Mieux, dans cette note, n°10775, datée
du 22 août 2006, adressée au titre d’information au ministre de l’Intérieur, le
directeur général, Lakhdar Lahbiri, trouve que le domaine de l’assistanat dans
lequel il confine les femmes est celui où «les promotions précédentes ont eu à
s’illustrer par le passé, à l’occasion de la prise en charge de certains
événements ou actions de portée nationale comme les campagnes de
sensibilisation au titre des élections présidentielles et législatives, actions
caritatives, d’écoute ou de soins au profit des populations sinistrées lors des
inondations de Bab El Oued, et du séisme de Boumerdès (…) outre ce volet
lié à l’activité de proximité, qu’il convient de faire endosser par ledit
personnel eu égard aux pesanteurs sociologiques qui continuent d’imprégner la
société, il est également indiqué de reverser les surplus d’effectifs féminins
opérationnels, dont dispose vos directions, vers les services sédentaires».
Pour le directeur général, «l’option»
qu’il présente aux femmes, offre «les avantages» suivants : «libérer le
personnel masculin exerçant au niveau des structures de gestion au profit des
unités opérationnelles et optimiser l’utilisation des effectifs, transcender
les problèmes spécifiques que pose le personnel féminin en termes d’accueil et
d’hébergement du fait du régime de travail et améliorer le fonctionnement des
services administratifs par l’introduction de l’élément féminin». M Lahbiri
trouve que «ces éléments de réflexion justifient la nouvelle approche concernant
le redéploiement du personnel féminin opérationnel». Il appelle même à «faire
bénéficier les femmes d’une formation à la carte, en matière d’assistanat
social (..)». Il explique qu’en «l’absence de cadre défini», ce
redéploiement «était laissé à l’appréciation des gestionnaires (…), la
situation n’a pas manqué de générer une foultitude de postures hétérogènes peu
avantageuses, aussi bien pour cette catégorie de personnel que pour la bonne
marche des services, compte tenu des servitudes régissant la profession en
termes d’aptitude physiques (l’effort physique est une donnée incontournable),
le régime de travail de 24 heures d’affilée, les chocs émotionnels pouvant être
occasionnés en cas ou en situation particulièrement éprouvantes».
Les
femmes formées en …«assistanat social»
La directive du directeur général n’a fait qu’exclure un large pan d’agents et
sapeurs-pompiers femme des unités opérationnelles. Une grave ségrégation qui
soumet le personnel féminin à un statut inférieur à celui de leurs collègues hommes,
recrutés, pourtant, avec les mêmes critères, et formé à la même école.
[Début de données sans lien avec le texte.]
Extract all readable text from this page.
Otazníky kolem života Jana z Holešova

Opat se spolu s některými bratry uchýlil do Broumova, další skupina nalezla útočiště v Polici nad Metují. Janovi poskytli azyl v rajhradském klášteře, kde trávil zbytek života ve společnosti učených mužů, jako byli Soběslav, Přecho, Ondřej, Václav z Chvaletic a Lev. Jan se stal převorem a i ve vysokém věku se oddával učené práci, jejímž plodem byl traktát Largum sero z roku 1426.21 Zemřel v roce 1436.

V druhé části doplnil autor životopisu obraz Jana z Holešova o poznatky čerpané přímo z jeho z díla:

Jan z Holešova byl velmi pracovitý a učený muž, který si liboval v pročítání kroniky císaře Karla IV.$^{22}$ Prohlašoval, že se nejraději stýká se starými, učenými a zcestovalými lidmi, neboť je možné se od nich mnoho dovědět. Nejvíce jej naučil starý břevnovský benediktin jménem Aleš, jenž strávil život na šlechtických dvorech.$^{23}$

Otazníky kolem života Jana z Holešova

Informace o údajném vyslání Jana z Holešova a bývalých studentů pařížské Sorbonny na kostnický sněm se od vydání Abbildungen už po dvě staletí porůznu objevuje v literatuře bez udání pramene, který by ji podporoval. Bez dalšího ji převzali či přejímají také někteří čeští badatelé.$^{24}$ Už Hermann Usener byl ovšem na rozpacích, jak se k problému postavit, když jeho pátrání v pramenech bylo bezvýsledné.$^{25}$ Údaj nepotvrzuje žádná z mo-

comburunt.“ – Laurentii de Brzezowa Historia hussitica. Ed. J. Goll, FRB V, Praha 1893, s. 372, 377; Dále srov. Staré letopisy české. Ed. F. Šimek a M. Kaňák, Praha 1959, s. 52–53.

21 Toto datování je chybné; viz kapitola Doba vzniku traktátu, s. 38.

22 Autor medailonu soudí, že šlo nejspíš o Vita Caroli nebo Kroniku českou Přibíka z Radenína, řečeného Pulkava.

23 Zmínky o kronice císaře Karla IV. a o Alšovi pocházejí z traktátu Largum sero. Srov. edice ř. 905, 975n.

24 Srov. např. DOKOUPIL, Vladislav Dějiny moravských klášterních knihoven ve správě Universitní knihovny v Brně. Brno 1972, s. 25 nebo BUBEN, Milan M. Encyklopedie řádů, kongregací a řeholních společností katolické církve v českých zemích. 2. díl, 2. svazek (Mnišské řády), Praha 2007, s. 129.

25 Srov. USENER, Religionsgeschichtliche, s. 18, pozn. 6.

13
Pourtant, ni la Constitution, ni le code du travail et encore moins tout autre
réglementation en vigueur ne consacrent cette exclusion honteuse. Les victimes
sont nombreuses. Elles acceptent de témoigner à condition de ne pas être
citées. Parmi elles, Aïcha, issue de ces promotions d’agents et
sapeurs-pompiers. Les larmes aux yeux, elle raconte : «J’ai rejoint la
Protection civile non pas pour rester dans un bureau, mais pour être sur le
terrain et contribuer à réduire la souffrance des autres. Ma mise à l’écart a
tué en moi toute ambition professionnelle». Recrutée en 2005 pour renforcer les
unités d’intervention de la capitale, elle se retrouve aujourd’hui au service
de l’action sociale, avec une bonne partie de ses collègues femmes. Sa
déclaration résume parfaitement le sentiment de frustration ressenti par le
personnel féminin. Arracher quelques témoignages sur cette exclusion s’est
avéré être pour nous un véritable parcours du combattant. La peur de
représailles fait reculer les plus téméraires.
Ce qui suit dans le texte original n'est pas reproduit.